30 March 2015

Data Carpentry hackathon for genomics

I'm pleased to report back from the Data Carpentry (DC) genomics hackathon, which I attended last week with ~26 other folks at Cold Spring Harbor Labs in New York. The goal of this meeting was to develop modules for a DC workshop focused on analysis of next-generation sequencing and other genomic data. The original DC lessons were designed for a very general audience using ecological data, so we were tasked with outlining, organizing, and starting to write materials for a two-day workshop specifically for genomics.

Each of the following points could be thoroughly explored in their own post, but here are a few highlights from this meeting:

  • Attendees were a great mix of biology researchers and educators from a range of institutions (research intensive, primarily undergraduate), computer scientists, and assessment specialists. This meant we were pulling from a broad range of skills, and incorporating multiple perspectives in planning.
  • The length of the meeting (2.5 days) allowed us to get a running start on actually developing materials (GitHub repos here prefaced with "genomics"). In addition to "intro to Unix" material that would largely remain constant from the original DC lesson, we started developing six modules that cover a general genomics workflow: setting up a project, getting to know your data, data wrangling (QC and alignment), analysis and visualization, and cloud/HPC. I personally found it remarkable and gratifying to see so much attention paid to the initial preparatory stages of a project.
  • Numerous folks emphasized the importance of understanding your target audience. Some of these discussions related to the assumed skill level (or pre-requisites) for workshop attendees. Other conversations related the need to accommodate particular cultural or gender issues while teaching to make the learning environment comfortable for everyone. 
  • What makes DC workshops special and distinct from other courses? In developing the modules described above, we talked about the distinction between Software Carpentry and Data Carpentry, as well as if and when instructors should be expected to teach about biology (rather than computing/data analysis). The general consensus is that the focus of DC on telling a narrative about data means we should be emphasizing "best practices" for improving productivity and reproducibility, rather than advocating for particular types of analyses. That being said, there is ample opportunity during lessons to model rigorous methods, as well as provide extra resources for students to improve their skills in experimental design and statistical reasoning.
  • A particularly challenging aspect of developing such resources is assessment of student improvement following a workshop. It's challenging to evaluate how much students will retain after such a short period of time (2 days), as well as whether these skills will transfer over to their research methods. One breakout group focused on developing a strategy for surveying students prior to and directly following a workshop to measure immediate learning, as well as 3-6 months following to measure long-term gains. We targeted question formats that would address student learning in terms of the following areas: declarative knowledge (Can you recall this fact?), skills (Can you write this code?), and attitude (Will you use this skill?).

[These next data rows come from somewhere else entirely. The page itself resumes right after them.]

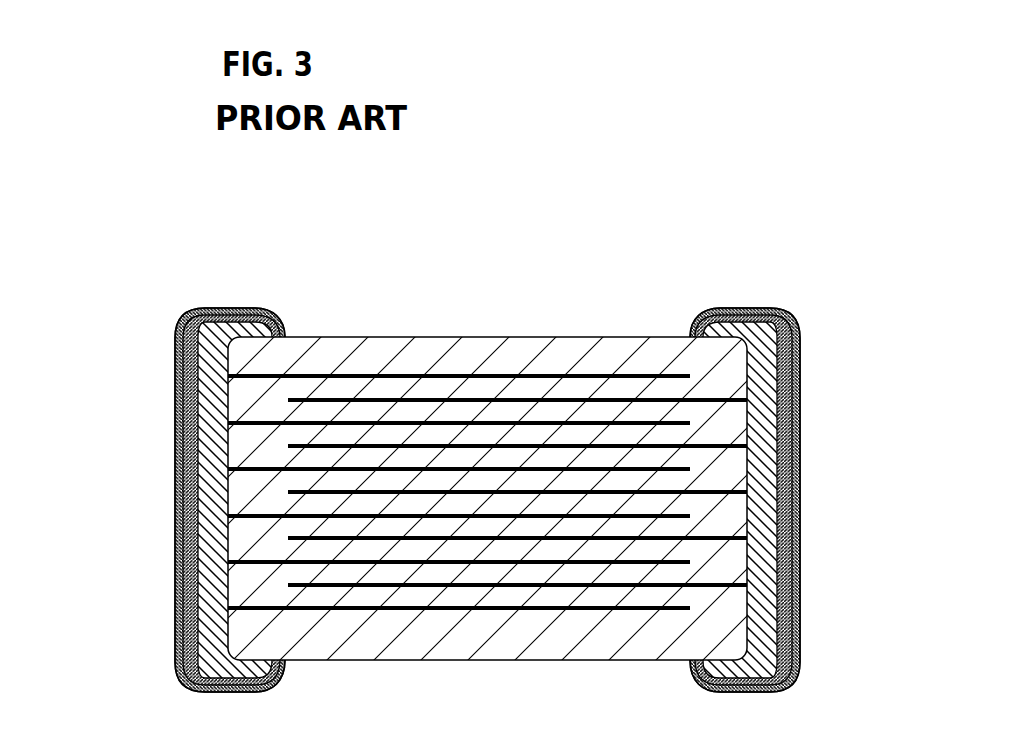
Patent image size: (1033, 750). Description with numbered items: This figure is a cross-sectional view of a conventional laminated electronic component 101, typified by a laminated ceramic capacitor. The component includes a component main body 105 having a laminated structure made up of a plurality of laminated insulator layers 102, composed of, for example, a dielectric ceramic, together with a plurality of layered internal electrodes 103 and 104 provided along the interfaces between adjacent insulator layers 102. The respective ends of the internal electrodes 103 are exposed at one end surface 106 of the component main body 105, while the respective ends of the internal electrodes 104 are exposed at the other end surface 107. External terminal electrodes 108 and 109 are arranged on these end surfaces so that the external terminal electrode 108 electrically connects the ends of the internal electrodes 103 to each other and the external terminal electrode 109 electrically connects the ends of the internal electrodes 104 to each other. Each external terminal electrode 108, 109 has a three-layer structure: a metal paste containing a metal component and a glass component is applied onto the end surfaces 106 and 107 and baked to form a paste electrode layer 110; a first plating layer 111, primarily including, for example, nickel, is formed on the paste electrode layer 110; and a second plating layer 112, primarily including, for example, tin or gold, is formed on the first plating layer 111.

The laminated electronic component 101 is at (272, 221).
The insulator layers 102 is at (513, 408).
The internal electrodes 103 is at (421, 420).
The internal electrodes 104 is at (600, 445).
The component main body 105 is at (651, 339).
The end surface 106 is at (222, 524).
The end surface 107 is at (755, 520).
The external terminal electrode 108 is at (84, 370).
The external terminal electrode 109 is at (886, 338).
The paste electrode layer 110 is at (196, 376).
The first plating layer 111 is at (187, 417).
The second plating layer 112 is at (178, 457).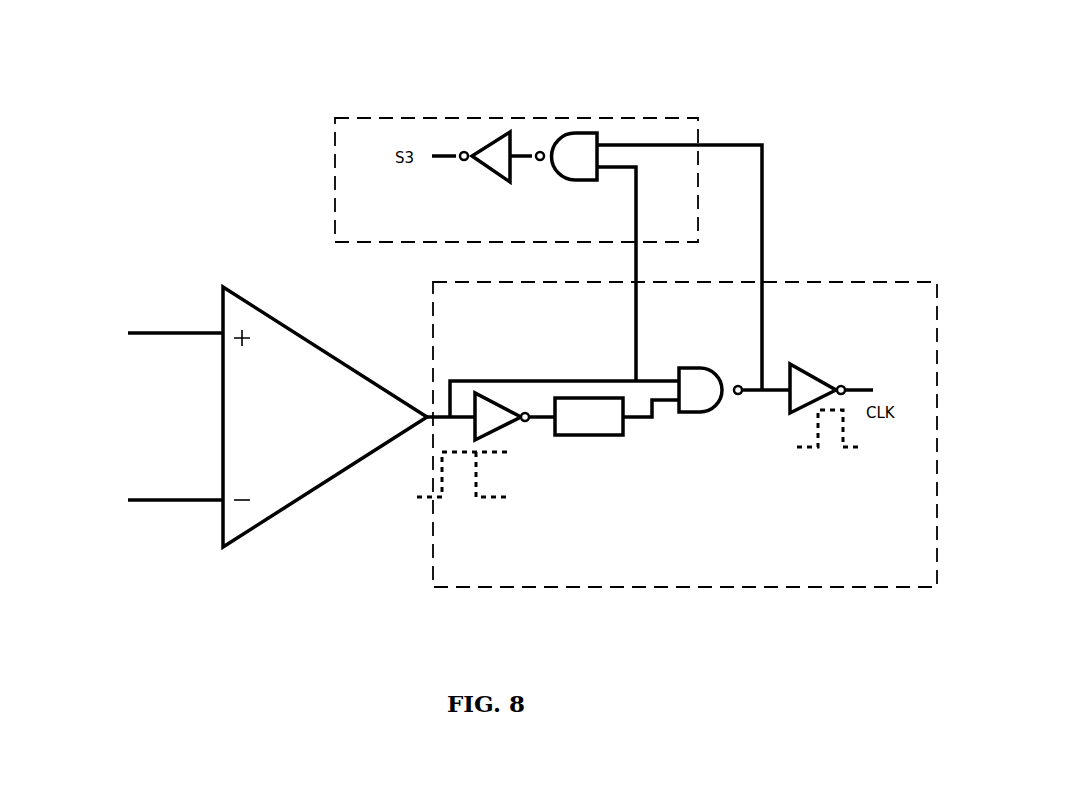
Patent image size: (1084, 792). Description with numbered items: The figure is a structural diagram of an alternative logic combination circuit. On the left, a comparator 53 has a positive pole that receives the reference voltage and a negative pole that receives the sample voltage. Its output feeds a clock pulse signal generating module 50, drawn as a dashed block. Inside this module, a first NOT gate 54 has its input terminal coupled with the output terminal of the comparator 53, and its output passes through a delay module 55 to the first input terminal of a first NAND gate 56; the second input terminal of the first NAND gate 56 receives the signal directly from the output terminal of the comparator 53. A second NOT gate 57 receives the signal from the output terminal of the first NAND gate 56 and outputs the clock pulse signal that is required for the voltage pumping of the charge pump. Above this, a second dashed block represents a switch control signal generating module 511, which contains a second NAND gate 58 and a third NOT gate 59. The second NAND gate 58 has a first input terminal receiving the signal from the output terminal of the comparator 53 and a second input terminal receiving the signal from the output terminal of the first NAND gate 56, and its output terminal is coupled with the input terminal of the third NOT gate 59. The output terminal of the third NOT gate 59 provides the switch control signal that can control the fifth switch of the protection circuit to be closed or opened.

The clock pulse signal generating module 50 is at (828, 282).
The comparator 53 is at (295, 460).
The first NOT gate 54 is at (500, 427).
The delay module 55 is at (602, 425).
The first NAND gate 56 is at (702, 407).
The second NOT gate 57 is at (807, 378).
The second NAND gate 58 is at (573, 173).
The third NOT gate 59 is at (479, 168).
The switch control signal generating module 511 is at (633, 118).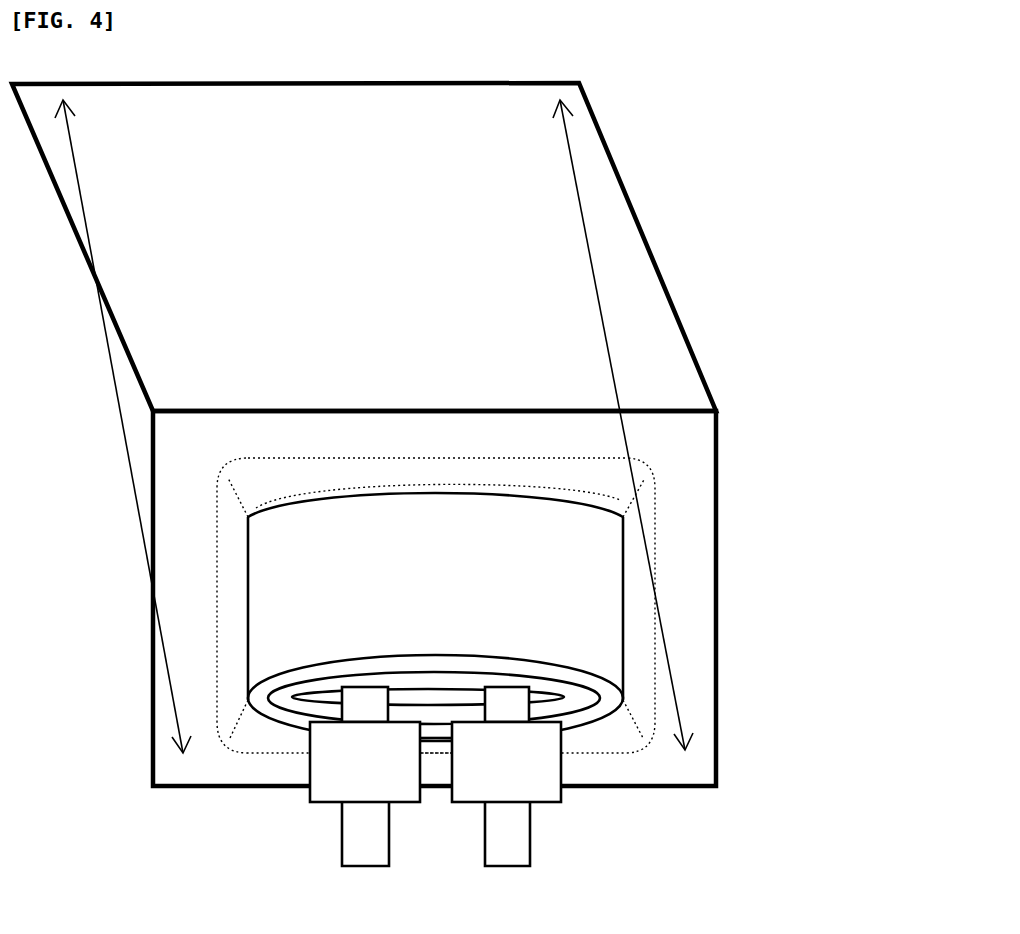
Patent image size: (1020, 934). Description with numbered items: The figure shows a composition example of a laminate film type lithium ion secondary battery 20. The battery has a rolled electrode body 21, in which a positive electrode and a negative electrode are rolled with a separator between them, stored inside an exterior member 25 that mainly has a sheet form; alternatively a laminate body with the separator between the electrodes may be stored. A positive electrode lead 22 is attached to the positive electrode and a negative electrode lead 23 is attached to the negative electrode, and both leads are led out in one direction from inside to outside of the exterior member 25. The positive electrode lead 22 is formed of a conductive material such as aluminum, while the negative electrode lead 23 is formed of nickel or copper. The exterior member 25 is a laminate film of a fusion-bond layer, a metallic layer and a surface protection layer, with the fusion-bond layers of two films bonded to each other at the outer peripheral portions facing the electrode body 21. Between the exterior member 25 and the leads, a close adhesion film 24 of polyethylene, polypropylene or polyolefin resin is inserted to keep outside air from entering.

The laminate film type lithium ion secondary battery 20 is at (453, 485).
The rolled electrode body 21 is at (562, 578).
The positive electrode lead 22 is at (358, 845).
The negative electrode lead 23 is at (505, 845).
The close adhesion film 24 is at (542, 769).
The exterior member 25 is at (460, 258).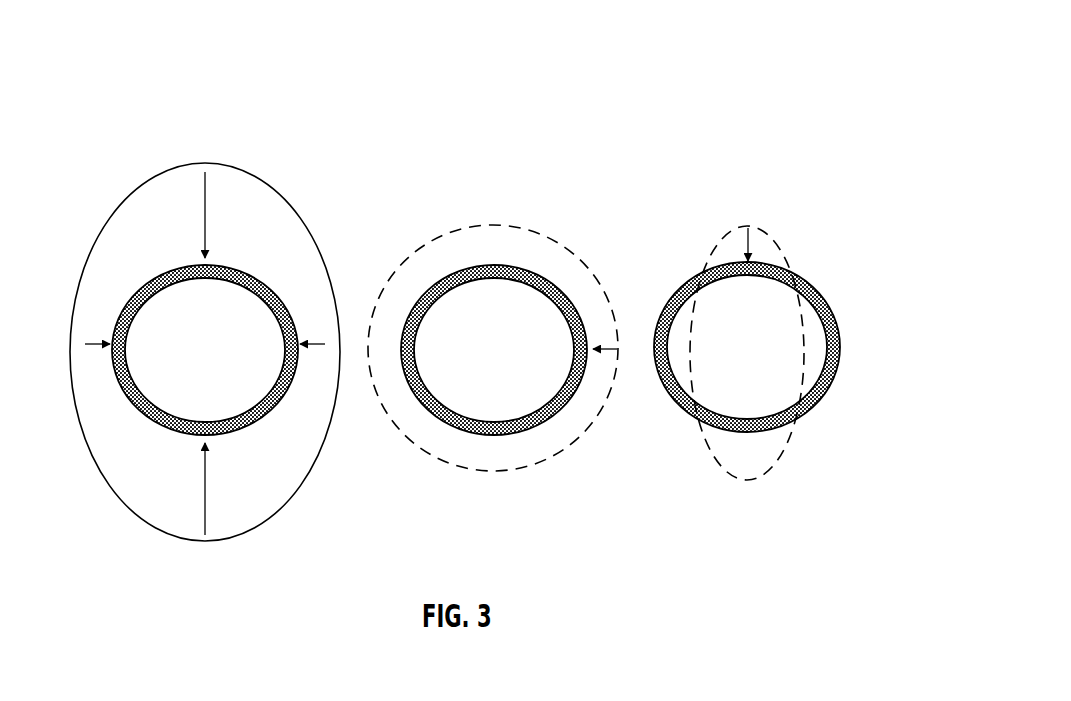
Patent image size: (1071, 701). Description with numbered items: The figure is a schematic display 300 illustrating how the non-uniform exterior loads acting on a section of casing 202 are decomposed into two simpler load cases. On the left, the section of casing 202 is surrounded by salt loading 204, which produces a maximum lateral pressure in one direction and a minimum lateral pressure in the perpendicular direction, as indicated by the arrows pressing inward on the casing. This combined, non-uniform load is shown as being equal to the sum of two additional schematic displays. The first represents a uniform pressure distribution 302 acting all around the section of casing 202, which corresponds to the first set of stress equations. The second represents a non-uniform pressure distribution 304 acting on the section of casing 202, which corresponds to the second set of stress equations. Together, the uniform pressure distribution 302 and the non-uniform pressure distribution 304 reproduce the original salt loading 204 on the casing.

The schematic display 300 is at (162, 58).
The section of casing 202 is at (197, 264).
The salt loading 204 is at (142, 186).
The uniform pressure distribution 302 is at (562, 249).
The non-uniform pressure distribution 304 is at (766, 234).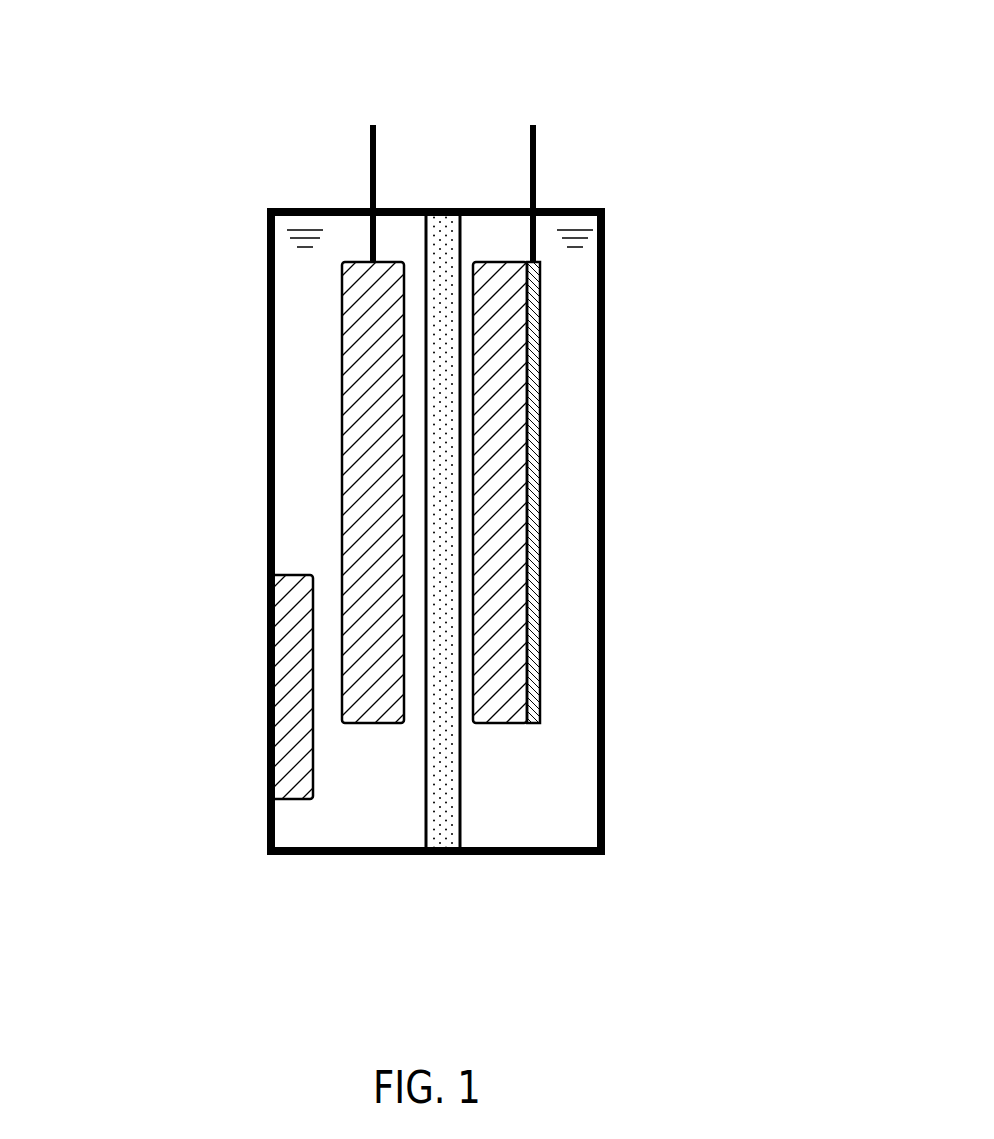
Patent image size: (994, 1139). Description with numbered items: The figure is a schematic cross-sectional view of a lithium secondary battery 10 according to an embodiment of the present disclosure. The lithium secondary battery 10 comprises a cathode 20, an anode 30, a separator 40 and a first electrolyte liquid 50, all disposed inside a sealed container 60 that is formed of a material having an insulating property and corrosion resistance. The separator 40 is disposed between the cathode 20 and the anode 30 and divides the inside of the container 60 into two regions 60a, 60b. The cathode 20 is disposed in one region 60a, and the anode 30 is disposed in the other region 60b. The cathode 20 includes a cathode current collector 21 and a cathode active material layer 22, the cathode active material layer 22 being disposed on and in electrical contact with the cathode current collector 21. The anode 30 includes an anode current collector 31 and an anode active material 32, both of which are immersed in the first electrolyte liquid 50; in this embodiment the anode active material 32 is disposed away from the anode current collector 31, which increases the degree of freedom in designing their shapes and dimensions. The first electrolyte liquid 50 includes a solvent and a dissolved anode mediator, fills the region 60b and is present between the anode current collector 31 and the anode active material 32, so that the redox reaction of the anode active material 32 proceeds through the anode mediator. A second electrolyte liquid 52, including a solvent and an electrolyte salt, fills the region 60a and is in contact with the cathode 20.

The lithium secondary battery 10 is at (603, 126).
The cathode 20 is at (725, 353).
The cathode current collector 21 is at (535, 444).
The cathode active material layer 22 is at (485, 363).
The anode 30 is at (140, 503).
The anode current collector 31 is at (367, 528).
The anode active material 32 is at (293, 625).
The separator 40 is at (440, 818).
The first electrolyte liquid 50 is at (355, 818).
The second electrolyte liquid 52 is at (527, 818).
The container 60 is at (267, 322).
The region 60a is at (568, 560).
The region 60b is at (293, 402).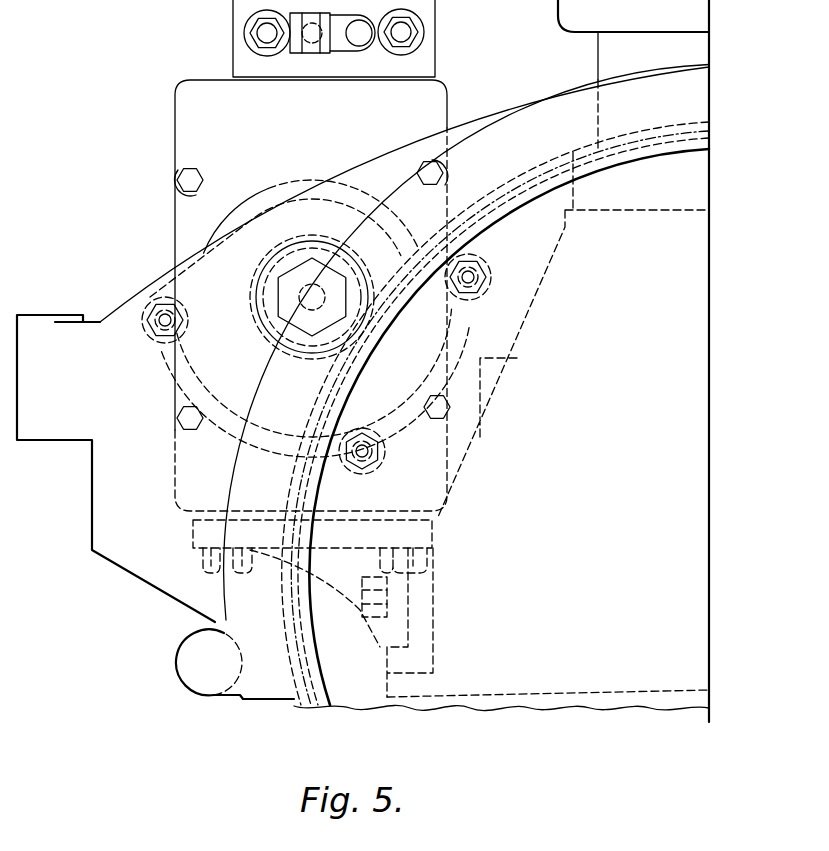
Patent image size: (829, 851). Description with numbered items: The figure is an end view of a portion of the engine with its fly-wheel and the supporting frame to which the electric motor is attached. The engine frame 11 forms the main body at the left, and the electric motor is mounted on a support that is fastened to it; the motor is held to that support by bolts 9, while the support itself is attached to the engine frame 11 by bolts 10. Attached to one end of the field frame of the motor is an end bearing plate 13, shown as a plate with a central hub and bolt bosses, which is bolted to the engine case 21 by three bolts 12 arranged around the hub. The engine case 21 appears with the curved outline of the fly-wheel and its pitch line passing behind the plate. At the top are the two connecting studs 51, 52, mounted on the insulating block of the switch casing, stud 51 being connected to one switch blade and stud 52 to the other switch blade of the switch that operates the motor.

The bolts 9 is at (236, 578).
The bolts 10 is at (367, 612).
The engine frame 11 is at (363, 361).
The bolts 12 is at (155, 331).
The end bearing plate 13 is at (312, 295).
The engine case 21 is at (466, 385).
The connecting stud 51 is at (253, 40).
The connecting stud 52 is at (424, 32).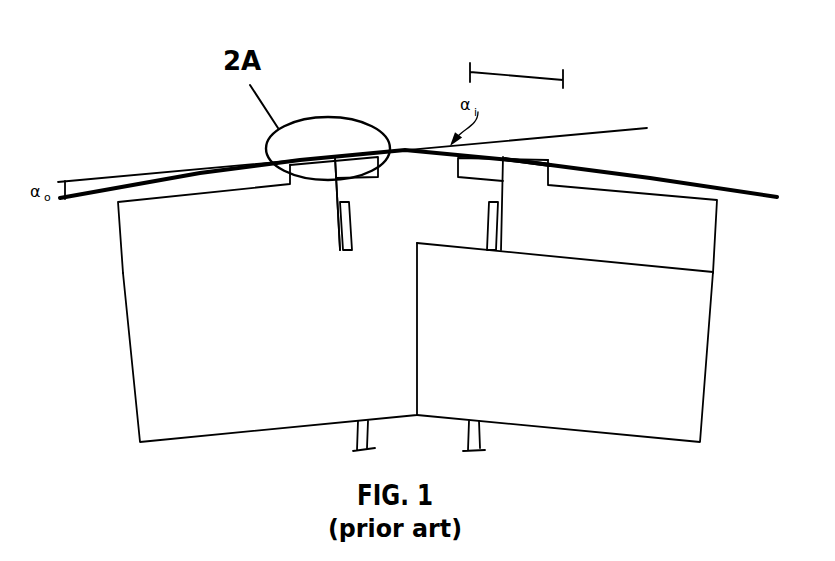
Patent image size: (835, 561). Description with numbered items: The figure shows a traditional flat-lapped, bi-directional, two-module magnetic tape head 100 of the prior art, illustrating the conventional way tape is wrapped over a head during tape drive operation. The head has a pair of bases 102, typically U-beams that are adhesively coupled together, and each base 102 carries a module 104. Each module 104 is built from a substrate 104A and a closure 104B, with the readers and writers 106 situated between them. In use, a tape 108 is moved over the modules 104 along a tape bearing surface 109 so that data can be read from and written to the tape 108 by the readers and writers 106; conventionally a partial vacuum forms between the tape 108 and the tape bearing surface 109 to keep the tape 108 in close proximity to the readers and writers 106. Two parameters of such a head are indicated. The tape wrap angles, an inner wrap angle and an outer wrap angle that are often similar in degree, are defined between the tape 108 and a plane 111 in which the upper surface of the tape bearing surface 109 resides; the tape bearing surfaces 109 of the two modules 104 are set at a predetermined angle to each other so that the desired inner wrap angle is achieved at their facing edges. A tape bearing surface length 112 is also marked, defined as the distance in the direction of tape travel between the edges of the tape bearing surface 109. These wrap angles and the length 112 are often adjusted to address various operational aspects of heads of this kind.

The magnetic tape head 100 is at (212, 121).
The base 102 is at (127, 334).
The module 104 is at (118, 243).
The substrate 104A is at (178, 222).
The closure 104B is at (453, 172).
The readers and writers 106 is at (333, 140).
The tape 108 is at (713, 182).
The tape bearing surface 109 is at (528, 143).
The plane 111 is at (627, 128).
The tape bearing surface length 112 is at (537, 58).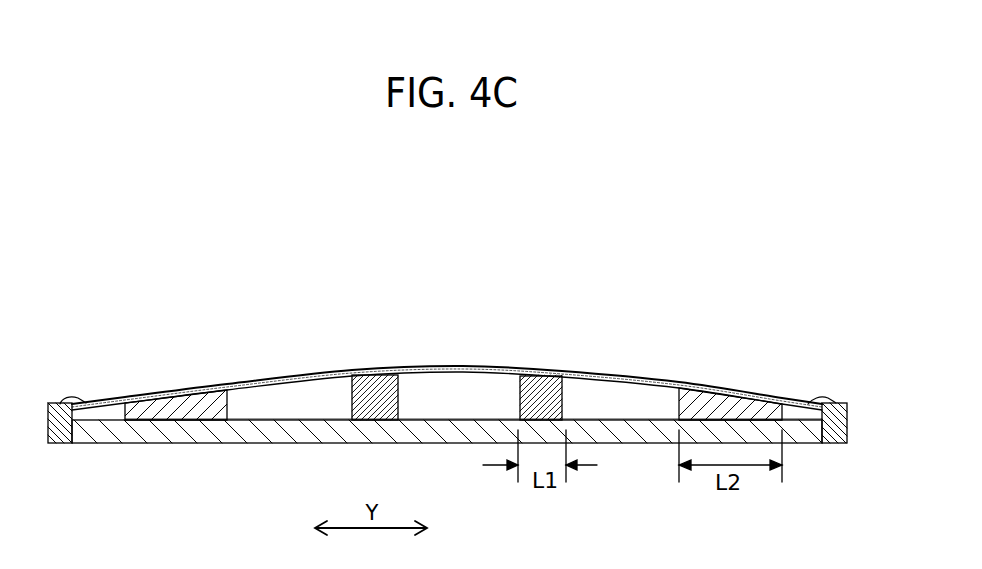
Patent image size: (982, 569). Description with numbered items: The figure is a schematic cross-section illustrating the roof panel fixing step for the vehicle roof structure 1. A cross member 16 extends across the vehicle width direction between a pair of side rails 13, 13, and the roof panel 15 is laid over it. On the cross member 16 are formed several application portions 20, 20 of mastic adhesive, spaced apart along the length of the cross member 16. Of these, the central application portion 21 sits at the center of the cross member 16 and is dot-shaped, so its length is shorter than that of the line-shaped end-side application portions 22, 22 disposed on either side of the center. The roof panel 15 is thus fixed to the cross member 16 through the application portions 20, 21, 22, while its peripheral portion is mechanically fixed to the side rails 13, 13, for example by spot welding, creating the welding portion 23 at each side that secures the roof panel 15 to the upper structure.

The vehicle roof structure 1 is at (664, 196).
The side rail 13 is at (63, 431).
The roof panel 15 is at (622, 373).
The cross member 16 is at (460, 434).
The application portion 20 is at (203, 414).
The central application portion 21 is at (381, 386).
The end-side application portion 22 is at (184, 408).
The welding portion 23 is at (72, 398).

I was initially on the fence about whether to apply for the hackathon. I'm a first year professor wallowing in the murky depths of teaching a new course, and my overtaxed brain was whispering that maybe it would cause too much stress. My gut, thankfully, doesn't always listen to my brain. Moreover, the class I'm piloting this semester is an undergraduate bioinformatics class focused on genomics, so the DC hackathon fit naturally into my preparation for the last few weeks of the semester. I'm looking forward to reporting back soon about my semester-long class is wrapping up, as well as my first teaching experience for Software Carpentry workshop in a few weeks.